Sameer Joshi: Understood. Just a few on the parts revenues, which were slightly impacted by the Russian sanctions. Was that impact in like sub-million dollar range? Or was it like a couple of million dollars? How should we think of the scale of this impact?
Darren Jamison: Yes. No, Russia once upon on time, it was one of our biggest markets. We’ve got 2,500 microturbines over there. So the ability to not sell new product over there or struggle to get spare parts and make sure that we stay in line with all the U.S. sanctions is definitely impacting us a few million dollars a quarter, if not more. I’d say some of the supply chain issues definitely impacted a couple of megawatts shipments last quarter. So there’s probably another couple of macule of million dollars there as well.
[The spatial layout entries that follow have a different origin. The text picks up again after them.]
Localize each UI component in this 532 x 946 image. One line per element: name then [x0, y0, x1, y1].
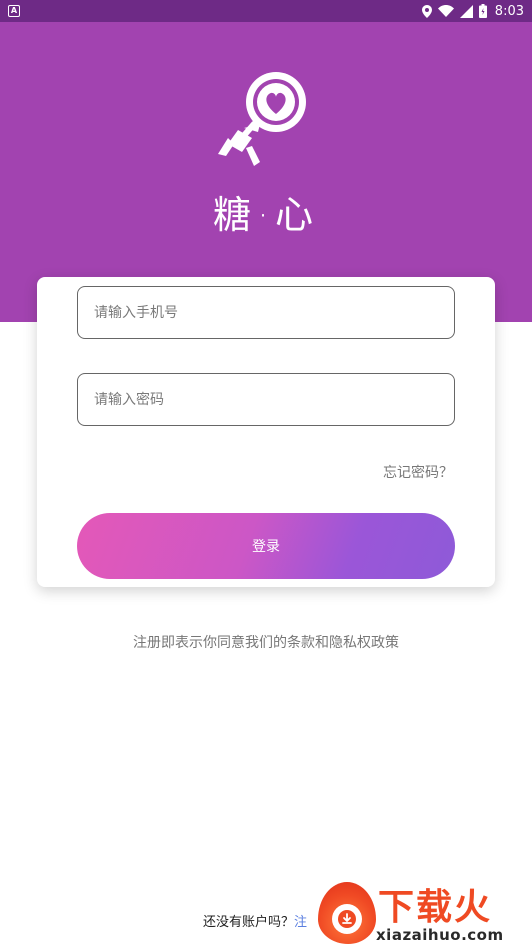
password-input[interactable] [77, 373, 455, 426]
location-icon [421, 4, 432, 18]
brand-name: 糖·心 [212, 193, 320, 237]
notification-icon: A [8, 5, 20, 17]
register-prompt-text: 还没有账户吗？ [203, 915, 295, 930]
login-card: 忘记密码？ 登录 [37, 277, 495, 587]
watermark: 下载火 xiazaihuo.com [316, 878, 532, 946]
battery-icon [478, 4, 487, 18]
clock: 8:03 [494, 3, 524, 19]
terms-notice: 注册即表示你同意我们的条款和隐私权政策 [133, 635, 399, 651]
signal-icon [459, 4, 473, 18]
phone-input[interactable] [77, 286, 455, 339]
wifi-icon [437, 5, 454, 17]
download-icon [338, 910, 356, 928]
register-link[interactable]: 注 [294, 915, 307, 930]
watermark-url: xiazaihuo.com [376, 926, 504, 944]
flame-logo-icon [318, 882, 376, 944]
login-button[interactable]: 登录 [77, 513, 455, 579]
watermark-title: 下载火 [378, 887, 493, 928]
candy-heart-logo-icon [218, 72, 306, 166]
forgot-password-link[interactable]: 忘记密码？ [383, 462, 453, 482]
register-prompt: 还没有账户吗？注 [203, 911, 307, 930]
status-bar: A 8:03 [0, 0, 532, 22]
So those two things are definitely challenging for us. On the supply chain side, we continue to meet with our various vendors. Unfortunately, when some vendors can’t meet deliveries and others can, we kind of the imbalance in our inventories that we’re seeing today, where we’ve got too much of one part, not enough of the other and inability to hit our target production levels.
So that will be a major focus for us. It has been in the last quarter. We continue to be a major focus for the next couple of quarters until we get our supply chain more balanced and our inventory turns back to 3.5 where we want to see them and not compared to where we are today. Very happy, though, on the receivables side. We’ve really focused on receivables coming out of COVID. As you recall, we were 65 days going into COVID kind of DSO, we hit 156 days as high during COVID. We’re back down to 66 days today. So that’s been a lot of work by the finance team and myself to clean up the receivables and work with the distributors and these customers to make that happen. So good success story there. Now we need to focus on the supply chain side and the balance sheet side, and then continue to keep growing that energy and service business.